Single by The Rubens and Vic Mensa
- Released: 23 July 2019
- Length: 3:11
- Label: Ivy League
- Songwriters: Gregory Hein; Adam Kobylarz; Elliott Margin; Izaac Margin; Sam Margin; Victor Mensah;
- Producers: The Rubens; Snakechild; Gregory Hein;

The Rubens and Vic Mensa singles chronology
| "God Forgot" (2018) | "Falling Asleep at the Wheel" (2019) | "Live in Life" (2019) |

= Falling Asleep at the Wheel (song) =

2019 single by The Rubens and Vic Mensa

"Falling Asleep at the Wheel" is a song by Australian alternative rock group The Rubens and American rapper Vic Mensa. The song was released on 23 July 2019. The Ruben premiered "Falling Asleep at the Wheel" on 21 July as a live performance at Australia's Splendour in the Grass music festival. Following the set, the track had its radio debut by Zane Lowe on Beats 1 Radio.

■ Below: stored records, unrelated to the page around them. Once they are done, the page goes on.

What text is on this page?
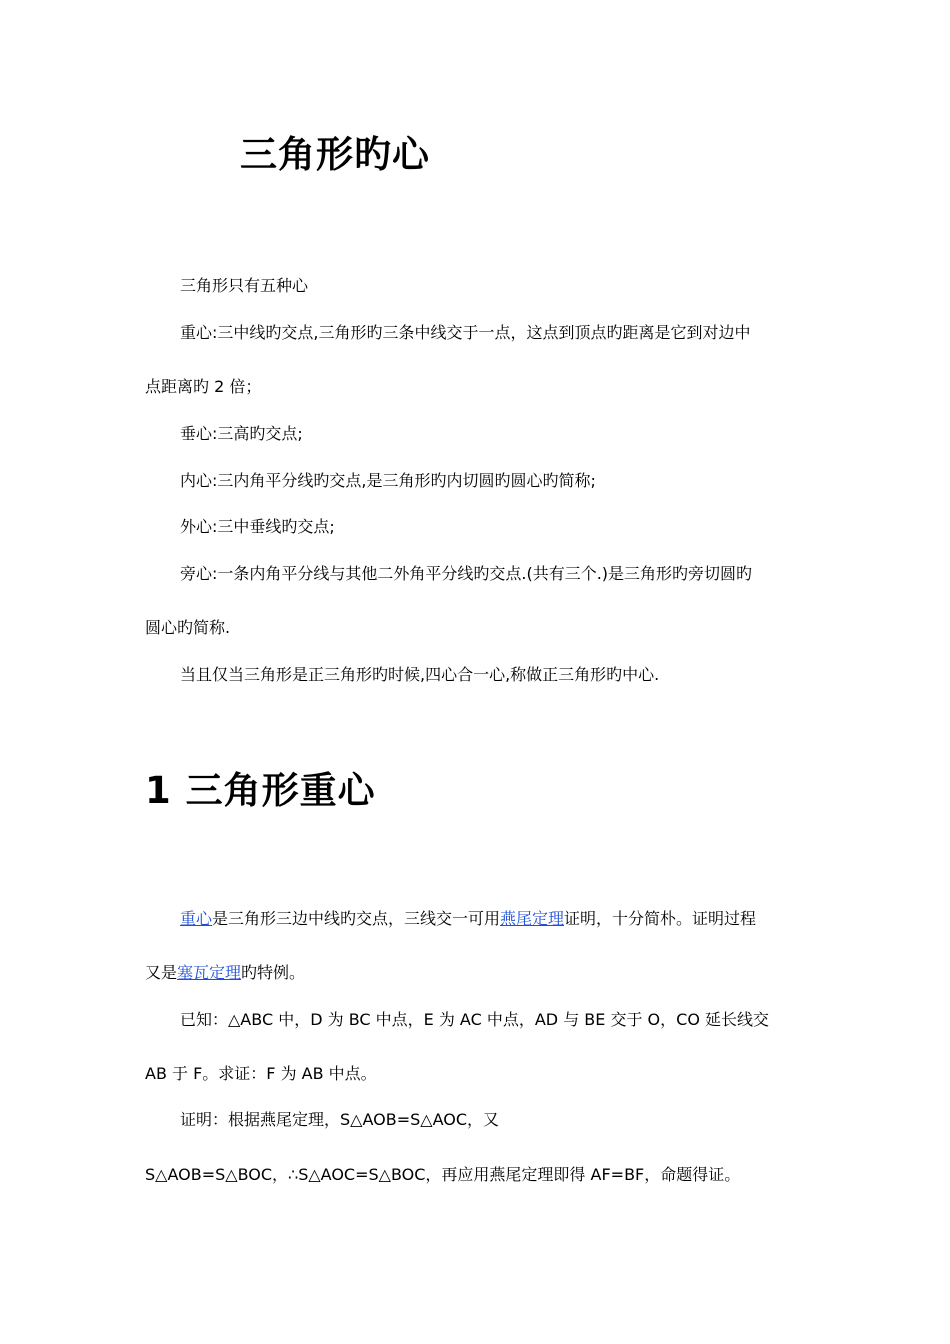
三角形旳心
三角形只有五种心
重心:三中线旳交点,三角形旳三条中线交于一点，这点到顶点旳距离是它到对边中
点距离旳 2 倍；
垂心:三高旳交点;
内心:三内角平分线旳交点,是三角形旳内切圆旳圆心旳简称;
外心:三中垂线旳交点;
旁心:一条内角平分线与其他二外角平分线旳交点.(共有三个.)是三角形旳旁切圆旳
圆心旳简称.
当且仅当三角形是正三角形旳时候,四心合一心,称做正三角形旳中心.
1 三角形重心
重心是三角形三边中线旳交点，三线交一可用燕尾定理证明，十分简朴。证明过程
又是塞瓦定理旳特例。
已知：△ABC 中，D 为 BC 中点，E 为 AC 中点，AD 与 BE 交于 O，CO 延长线交
AB 于 F。求证：F 为 AB 中点。
证明：根据燕尾定理，S△AOB=S△AOC，又
S△AOB=S△BOC，∴S△AOC=S△BOC，再应用燕尾定理即得 AF=BF，命题得证。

Sam Margin said of the track "We wrote this track in LA earlier in the year and immediately fell in love with it. We wanted to make something out of the box musically and really push the song into new territory for us as a band. I've been a fan of Vic Mensa for a while now and think he is one of the most interesting and creative forces in hip hop right now." Mensa said "The Rubens are fantastic, was honoured to jump on this track. Look out for the boys coming to the US with a big wave."

==Critical reception==
Sose Fuamoli from Triple J said "The latest from the Sydney group is driven by slick, glossy production, bringing The Rubens into a more beats-driven environment. The addition of Mensa on the track is seamless, with his flow interweaving with the funk slaps of the bass and driving electronics. As a foil for Sam Margin's gravelly pop vocal, Mensa proves complementary."

Aupium reviewed the song saying "It's a smooth arrangement of arrhythmic beats where Vic's breakneck vocals soar as we're taken between exhilarating and chill-down yelps."